Eventually the tears ran dry, leaving her hollow and wrung out, staring at the intricate patterns woven into the carpet beneath her cheek. They glowed faintly in the low light—more wards, probably, more magic protecting her from herself.
She forced herself to stand, legs unsteady, and made her way to the bathroom. She needed to wash her face, brush her teeth if there was a toothbrush, maybe splash some cold water on her skin and pretend she could rinse away the last few hours along with her ruined makeup.
The bathroom was obscene in its luxury. Marble floors, a tub that could fit four people, a shower with more settings than her old television had channels. She ignored all of it and went straight to the sink, turning on the tap without looking up at the mirror.
But she couldn't avoid it forever.
Sophia lifted her head slowly, bracing herself to see the wreckage of her face—mascara streaked down her cheeks, eyes puffy and red, the aftermath of crying written plainly across her features.
Instead, she found herself staring at a stranger.
No. Not a stranger. Herself. But not.
Her face was the same shape, her features arranged in the familiar pattern she'd seen every day for nineteen years. Brown eyes, straight nose, full lips, the small scar on her left eyebrow from when she'd fallen off a swing set at age seven. All there. All hers.
But something had changed.
Her skin had always been warm brown, but now it seemed to glow from within, luminous in a way that had nothing to do with the bathroom's flattering lighting. Her eyes were still brown, but the color was richer now, deeper, with flecks of gold that caught the light when she tilted her head. And her hair—
Sophia reached up with trembling fingers to touch the dark waves that fell past her shoulders. It looked thicker, shinier, each strand seeming to hold its own subtle shimmer. When she moved her head, the light caught in ways that were almost hypnotic.
She looked like herself. She looked like someone else. She looked human. She looked distinctly not.
"No," she whispered to her reflection. "No, no, no."
The woman in the mirror stared back with those too-bright eyes, and Sophia saw what Eddie would see when he next looked at her. What everyone would see. The change was subtle—she could probably pass for human if no one looked too closely, if she stayed in dim lighting, if she never met anyone's gaze directly. But anyone who knew her, really knew her, would notice immediately that something was different.
She pressed her palms against the cool marble of the sink and leaned closer to the mirror, examining every centimeter of her face. The changes were small individually but devastating collectively. Her bone structure seemed more defined, cheekbones slightly more pronounced. Her lips were fuller, the color more vivid. Even her eyelashes looked longer, darker, framing those impossible golden-flecked eyes.
She was beautiful. That was the horrible truth of it. Whatever her awakening had done, it had enhanced her, refined her, turned her into some idealized version of herself that probably matched what a destined empress was supposed to look like. Something closer to the goddess she spent her life changing time with.
"Well Damn." She said out loud, whilst looking at herself in the mirror.
She wanted to claw it off. Wanted to scrub at her skin until the glow faded, wanted to dye her hair back to its normal shade, wanted to gouge out those traitorous eyes that refused to be just plain hazel-ish brown anymore.
"I can't go back," she said to her reflection, her voice breaking. "I can't see Eddie looking like this. I can't see anyone. They'll know. One look and they'll know something's wrong with me."

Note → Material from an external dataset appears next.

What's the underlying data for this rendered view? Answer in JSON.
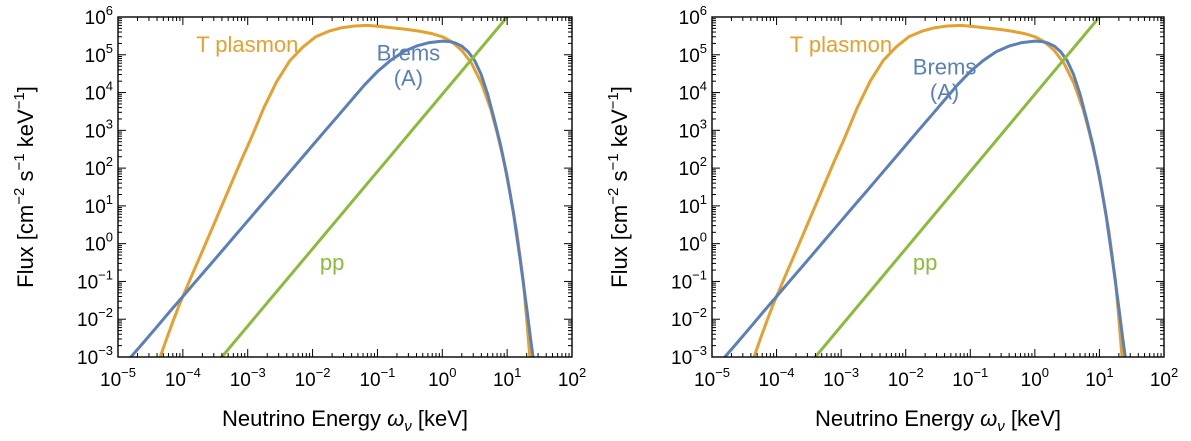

The woman in the mirror opened her mouth, but no comfort came out. Because there was no comfort to give. Sophia was marked now, changed irrevocably by magic she hadn't asked for and couldn't control. The awakening had rewritten her on a cellular level, and there was no going back.
She gripped the edge of the sink hard enough that her knuckles went white. The marble cracked.
Sophia jerked her hands back, staring in horror at the spiderweb fractures spreading from where her fingers had been. She'd barely squeezed. Hadn't even been trying to break anything. Just gripped the counter the way any normal person would when trying to steady themselves, and the solid stone had crumbled like chalk.
"Perfect," she said bitterly. "Can't even touch things now without destroying them."
The power regulator orb in the bedroom pulsed brighter for a moment, responding to her surge of emotion. Drawing off the excess energy before it could build into something dangerous. At least that was working.